Basquiat, "Man From Naples" 1982
But later that same day I felt that I really had to go and see the Sistine Chapel. For this there was a long line. I had to wait for two hours. In front of me in line was a great crowd of Japanese tourists all talking at once, and behind me another group of Germans talking a little louder.
I don't know what I thought about while standing in line. I thought about the second world war. I thought about how everyone is going to see the Sistine Ceiling, and Disney world. When it came time to buy my ticket, I got out of line and went away instead. I didn't see the ceiling, but lately I have been lying about it and telling people I went to see it.
I did, however, go to see both sections of the Quadriennale. One part was at the Palazzo delle Esposizioni, and the other part at the Stazione Termini, which is the train station. I went to the Palazzo building first and once safely inside I turned all my attention to looking at the works of art. At the entrance, I was distracted for a moment by a homeless man who was making up a bed for himself in the porch of the Palazzo. I forced myself to ignore him and went directly into the exhibition without stopping.
I began looking at the paintings one at a time, spending about a minute on each work, going along in a pattern so that I wouldn't miss anything, but I soon began to encounter difficulties because the paintings were not hung on the walls but on strange monstrous portable walls that had been placed in the rooms in a very helter-skelter fashion. In some rooms, as many as six of these huge walls were crowded in at strange angles and there were very few works of art on the actual walls of the Palazzo.
I am a very traditional person and I like to go through a museum one room at a time and one wall at a time, and--like a mouse that runs along a wall and only changes direction when he gets to a corner--go through the space like I am sweeping it up in an orderly way. My intention of looking at everything carefully, therefore collapsed and I found myself looking at the blank walls instead of the art work. But the walls did not disappoint me. On the contrary, I have to state that I found the empty walls to hold my interest much more than the portable walls with their various paintings, but before I attempt to describe the walls I want to say something about the paintings on the portable walls.
You have already seen this kind of painting many times before. There were many large works of brooding textures and colors kind of smeared together over which some cryptic shape had been drawn in black by someone who must have gotten his or her arm broken. Also, in many paintings were unfinished words and phrases which had been smudged out in the style of fake illiteracy so familiar to us from Basquiat. There were many works which were large vague photographs of obscure subject matter, sometimes almost erotic, to which something had been done to to make them into art. Then there were an equal number of paintings in a traditional style in which some aspect of the image is meant to remind you that this is not 1496. There were unabashed attempts to do traditional Renaissance painting and sculpture that failed in all the various ways that paintings and drawings can fail, and finally there was a gondola.

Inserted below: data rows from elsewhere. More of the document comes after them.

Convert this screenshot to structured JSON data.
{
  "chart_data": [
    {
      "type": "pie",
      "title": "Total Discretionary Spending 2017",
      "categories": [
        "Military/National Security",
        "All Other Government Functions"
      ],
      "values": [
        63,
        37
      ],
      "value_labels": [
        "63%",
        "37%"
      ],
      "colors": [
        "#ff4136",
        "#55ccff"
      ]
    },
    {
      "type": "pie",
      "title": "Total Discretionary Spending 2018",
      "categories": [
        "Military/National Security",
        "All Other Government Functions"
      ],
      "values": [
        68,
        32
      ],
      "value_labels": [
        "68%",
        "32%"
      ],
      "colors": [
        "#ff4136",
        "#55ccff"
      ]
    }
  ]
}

The gondola spoke for itself, but the artist found it necessary to add a message to it in blue neon, but I confess that I didn't really look at these things very carefully and am probably not doing justice to them. I stood for a long time looking at the gondola, pretending to look at it because two firemen were also looking at it and were discussing something in Italian. I knew they were firemen because they were dressed up as firemen. I stood looking at the gondola because I was hoping to find out what Italian firemen think about modern art, but I was disappointed. They were discussing mushrooms, either how to find them or how to cook them, I don't know which.